Secondly, if you’re the loved one of an addict with a disability, and your loved one’s addiction has become your family’s problem – and it always does – get help for yourself and your family, where you’re not a codependent to the addict. Addicts have a clinical narcissism where they lose the capacity to care about anyone but themselves and their addiction, and they will gladly emotionally, mentally, and financially destroy their families without an inkling of conscience.
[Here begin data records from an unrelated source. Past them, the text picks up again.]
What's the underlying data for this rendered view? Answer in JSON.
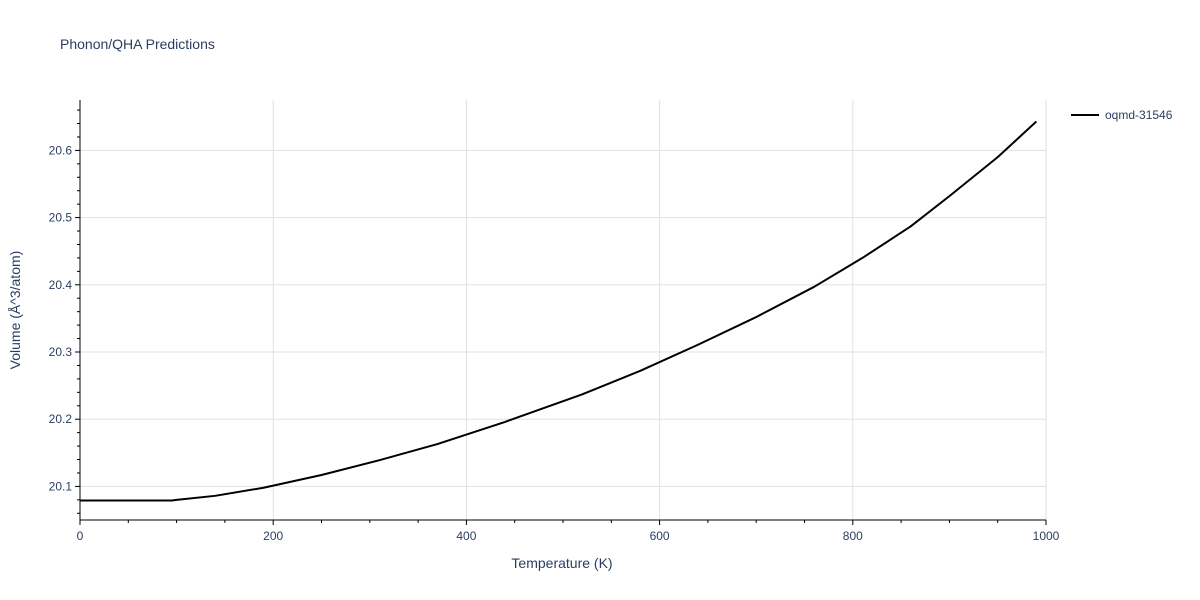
{
  "chart_data": {
    "type": "line",
    "title": "Phonon/QHA Predictions",
    "xlabel": "Temperature (K)",
    "ylabel": "Volume (Å^3/atom)",
    "xlim": [
      0,
      1000
    ],
    "ylim": [
      20.05,
      20.675
    ],
    "xticks": [
      0,
      200,
      400,
      600,
      800,
      1000
    ],
    "yticks": [
      20.1,
      20.2,
      20.3,
      20.4,
      20.5,
      20.6
    ],
    "grid": true,
    "legend_position": "top-right",
    "series": [
      {
        "name": "oqmd-31546",
        "color": "#000000",
        "x": [
          0,
          50,
          95,
          100,
          140,
          190,
          250,
          310,
          370,
          440,
          520,
          580,
          640,
          700,
          760,
          810,
          860,
          900,
          950,
          990
        ],
        "y": [
          20.079,
          20.079,
          20.079,
          20.08,
          20.086,
          20.098,
          20.117,
          20.139,
          20.163,
          20.196,
          20.237,
          20.272,
          20.311,
          20.352,
          20.397,
          20.44,
          20.487,
          20.532,
          20.59,
          20.643
        ]
      }
    ]
  }
}
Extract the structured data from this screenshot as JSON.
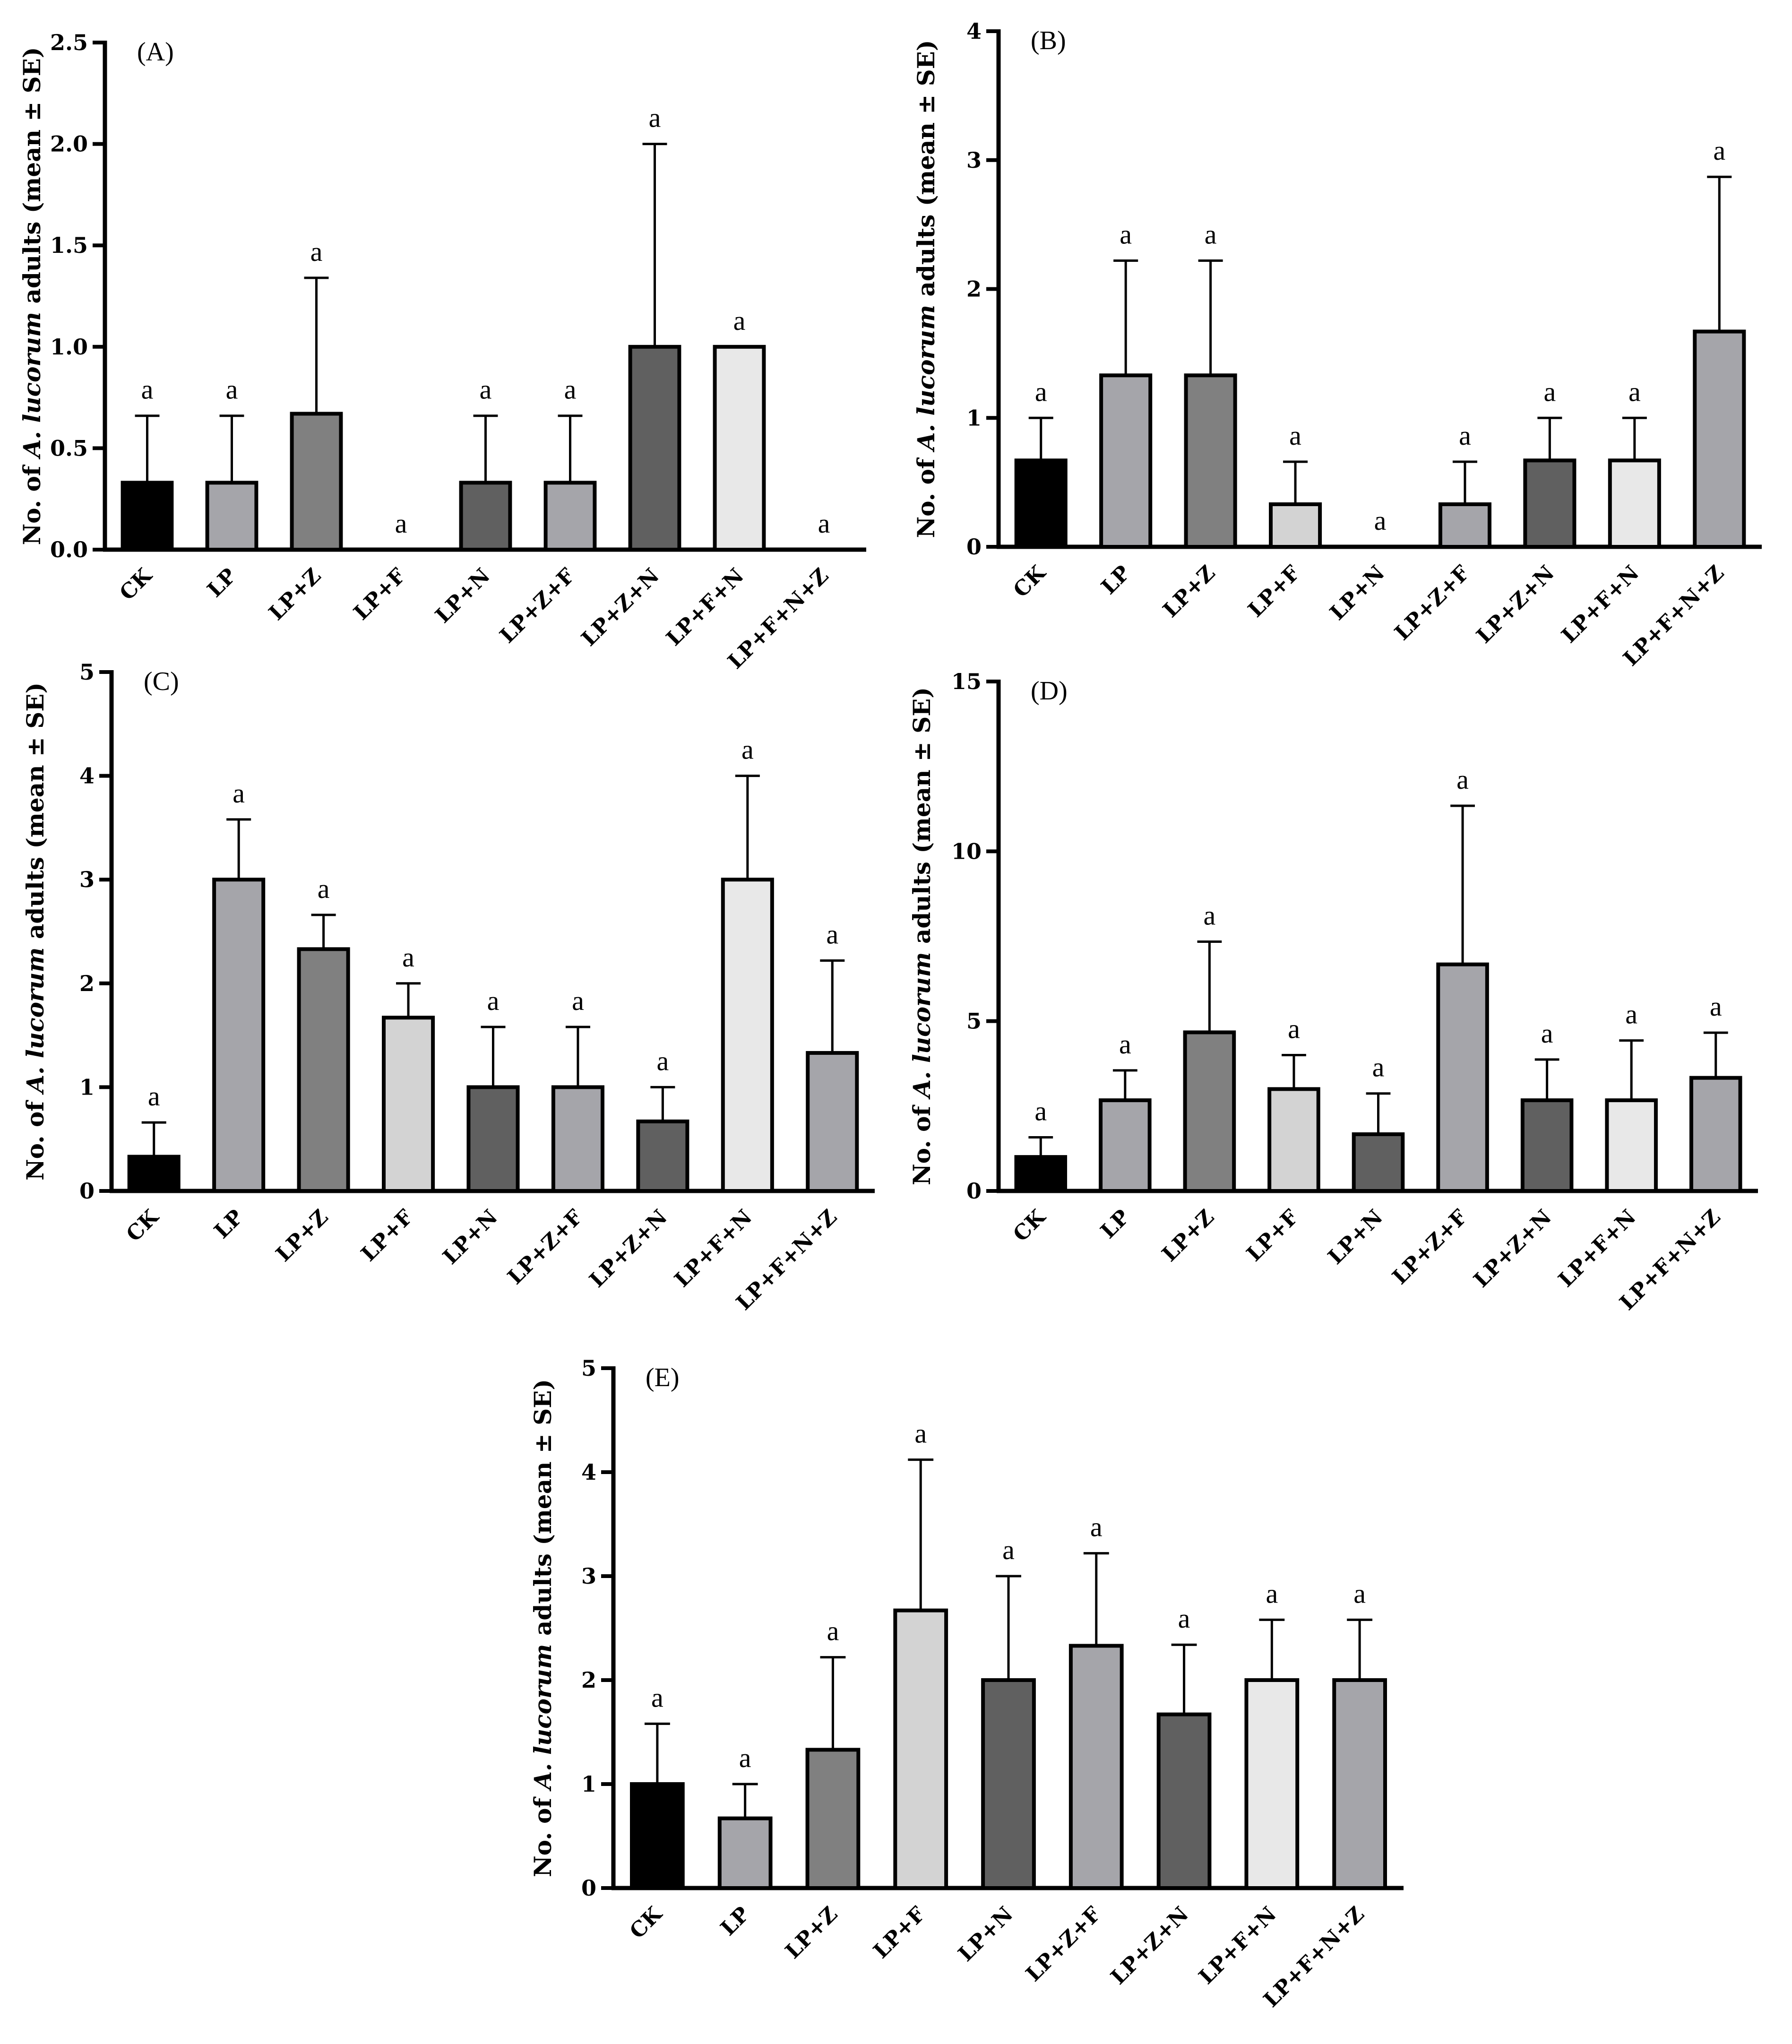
{
  "colors": {
    "CK": "#000000",
    "LP": "#a5a5aa",
    "LP+Z": "#808080",
    "LP+F": "#d3d3d3",
    "LP+N": "#606060",
    "LP+Z+F": "#a5a5aa",
    "LP+Z+N": "#606060",
    "LP+F+N": "#e8e8e8",
    "LP+F+N+Z": "#a5a5aa"
  },
  "y_label": {
    "prefix": "No. of ",
    "species": "A. lucorum",
    "suffix": " adults (mean ± SE)"
  },
  "chart_data": [
    {
      "type": "bar",
      "panel": "(A)",
      "ylabel": "No. of A. lucorum adults (mean ± SE)",
      "ylim": [
        0,
        2.5
      ],
      "yticks": [
        "0.0",
        "0.5",
        "1.0",
        "1.5",
        "2.0",
        "2.5"
      ],
      "categories": [
        "CK",
        "LP",
        "LP+Z",
        "LP+F",
        "LP+N",
        "LP+Z+F",
        "LP+Z+N",
        "LP+F+N",
        "LP+F+N+Z"
      ],
      "values": [
        0.33,
        0.33,
        0.67,
        0,
        0.33,
        0.33,
        1.0,
        1.0,
        0
      ],
      "errors": [
        0.33,
        0.33,
        0.67,
        0,
        0.33,
        0.33,
        1.0,
        0,
        0
      ],
      "letters": [
        "a",
        "a",
        "a",
        "a",
        "a",
        "a",
        "a",
        "a",
        "a"
      ]
    },
    {
      "type": "bar",
      "panel": "(B)",
      "ylabel": "No. of A. lucorum adults (mean ± SE)",
      "ylim": [
        0,
        4
      ],
      "yticks": [
        "0",
        "1",
        "2",
        "3",
        "4"
      ],
      "categories": [
        "CK",
        "LP",
        "LP+Z",
        "LP+F",
        "LP+N",
        "LP+Z+F",
        "LP+Z+N",
        "LP+F+N",
        "LP+F+N+Z"
      ],
      "values": [
        0.67,
        1.33,
        1.33,
        0.33,
        0,
        0.33,
        0.67,
        0.67,
        1.67
      ],
      "errors": [
        0.33,
        0.89,
        0.89,
        0.33,
        0,
        0.33,
        0.33,
        0.33,
        1.2
      ],
      "letters": [
        "a",
        "a",
        "a",
        "a",
        "a",
        "a",
        "a",
        "a",
        "a"
      ]
    },
    {
      "type": "bar",
      "panel": "(C)",
      "ylabel": "No. of A. lucorum adults (mean ± SE)",
      "ylim": [
        0,
        5
      ],
      "yticks": [
        "0",
        "1",
        "2",
        "3",
        "4",
        "5"
      ],
      "categories": [
        "CK",
        "LP",
        "LP+Z",
        "LP+F",
        "LP+N",
        "LP+Z+F",
        "LP+Z+N",
        "LP+F+N",
        "LP+F+N+Z"
      ],
      "values": [
        0.33,
        3.0,
        2.33,
        1.67,
        1.0,
        1.0,
        0.67,
        3.0,
        1.33
      ],
      "errors": [
        0.33,
        0.58,
        0.33,
        0.33,
        0.58,
        0.58,
        0.33,
        1.0,
        0.89
      ],
      "letters": [
        "a",
        "a",
        "a",
        "a",
        "a",
        "a",
        "a",
        "a",
        "a"
      ]
    },
    {
      "type": "bar",
      "panel": "(D)",
      "ylabel": "No. of A. lucorum adults (mean ± SE)",
      "ylim": [
        0,
        15
      ],
      "yticks": [
        "0",
        "5",
        "10",
        "15"
      ],
      "categories": [
        "CK",
        "LP",
        "LP+Z",
        "LP+F",
        "LP+N",
        "LP+Z+F",
        "LP+Z+N",
        "LP+F+N",
        "LP+F+N+Z"
      ],
      "values": [
        1.0,
        2.67,
        4.67,
        3.0,
        1.67,
        6.67,
        2.67,
        2.67,
        3.33
      ],
      "errors": [
        0.58,
        0.88,
        2.67,
        1.0,
        1.2,
        4.67,
        1.2,
        1.76,
        1.33
      ],
      "letters": [
        "a",
        "a",
        "a",
        "a",
        "a",
        "a",
        "a",
        "a",
        "a"
      ]
    },
    {
      "type": "bar",
      "panel": "(E)",
      "ylabel": "No. of A. lucorum adults (mean ± SE)",
      "ylim": [
        0,
        5
      ],
      "yticks": [
        "0",
        "1",
        "2",
        "3",
        "4",
        "5"
      ],
      "categories": [
        "CK",
        "LP",
        "LP+Z",
        "LP+F",
        "LP+N",
        "LP+Z+F",
        "LP+Z+N",
        "LP+F+N",
        "LP+F+N+Z"
      ],
      "values": [
        1.0,
        0.67,
        1.33,
        2.67,
        2.0,
        2.33,
        1.67,
        2.0,
        2.0
      ],
      "errors": [
        0.58,
        0.33,
        0.89,
        1.45,
        1.0,
        0.89,
        0.67,
        0.58,
        0.58
      ],
      "letters": [
        "a",
        "a",
        "a",
        "a",
        "a",
        "a",
        "a",
        "a",
        "a"
      ]
    }
  ]
}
Addicts slowly consume relationships, and you have to break-free of that cycle, no matter how much you love that person (or, more aptly, how much you loved that person before he or she became an addict, as again, the brain changes so much under addiction that the original person no longer exists).

Therefore, as individuals and a community, let us stop addiction before it starts. If we have a loved one who’s an addict, let us have the strength to prioritize ourselves and our families to distance ourselves from the addict. And, if you’re already an addict – which you’re truly incapable of knowing – there’s statistically no U-turn for you: You’re simply buying time among the living dead.